The Toxic Air Scandal should be front-page news. It was responsible for an estimated 40,000 early deaths in the UK last year. But Environment Secretary Andrea Leadsom has applied to the High Court to prevent the scandal breaking before the election.
The Toxic Air Scandal
Politicians from all major parties have called upon the government to treat the Toxic Air Scandal as an emergency. Illegal levels of nitrogen dioxide in the air, attributed in the main to diesel emissions, led to 40,000 early deaths in the last year alone. This means toxic air killed twice as many people last year as car crashes, breast cancer, and murder combined. It is roughly equal to the number of people who die each year from heart disease.
But Environment Secretary Andrea Leadsom, who has appeared to be sceptical about climate change in the past, also fails to see the Toxic Air Scandal as an emergency. Instead, the government has applied to the High Court to use ‘purdah rules’ (which exempt some information from debate in the run-up to an election) to shut down the scandal.
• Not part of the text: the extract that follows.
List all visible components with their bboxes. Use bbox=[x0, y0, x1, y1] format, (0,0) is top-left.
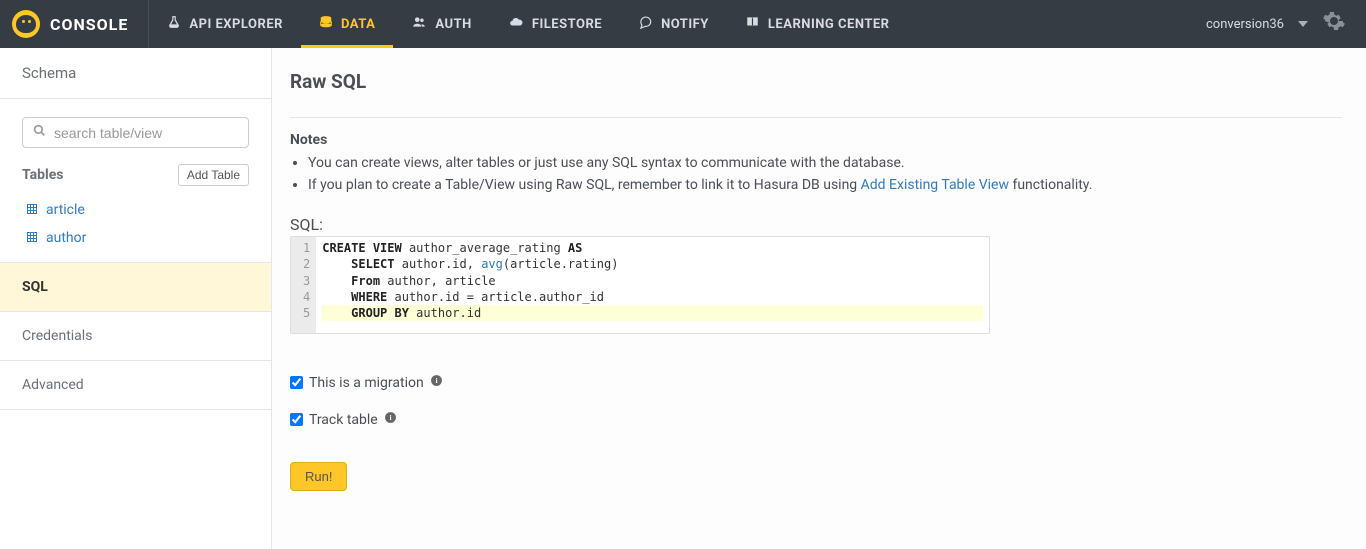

Opposition MPs called Leadsom to the House of Commons on 24 April to defend her decision. The Labour MP for Slough, Fiona MacTaggert, told Leadsom:
At the present rate, there will be seven more dead people in Slough by the time she publishes this air quality plan.
Isn’t this an urgent health issue and what is she going to say to the families of those seven people who will die before she even publishes?
The Environment Secretary refused to change course. Despite the fact that “safeguarding public health” is exempted from purdah rules by the Cabinet Office guidelines, Leadsom insists purdah is a legitimate excuse to kick the issue into the long grass. She told the Commons:
This would generally only apply if there was an unexpected public health emergency, such as for example contaminated food, which needed to be dealt with urgently. So this doesn’t fall within that category for exception.
— Sky News (@SkyNews) April 24, 2017
A full retreat
Later that evening, Leadsom was due on the BBC to address the government’s poor record on the environment. But she cancelled at the last minute.
Was meant to be on BBC tonight debating @andrealeadsom and Tory govt failure on clean air. Cancelled due to Tory refusal to defend record
— Sue Hayman (@SueHayman1) April 24, 2017
here's the record: pic.twitter.com/Yqt6zKYIq3
— cycleoptic (@cycleoptic) April 25, 2017
The government will not publish its clean air plans until late June. After voters have gone to the polls to choose their new government.
Environmental lawyers ClientEarth, who have form in bringing legal proceedings against the government, may stand in their way. But voters can help too. By making as much noise as possible about a scandal the government wants to keep quiet.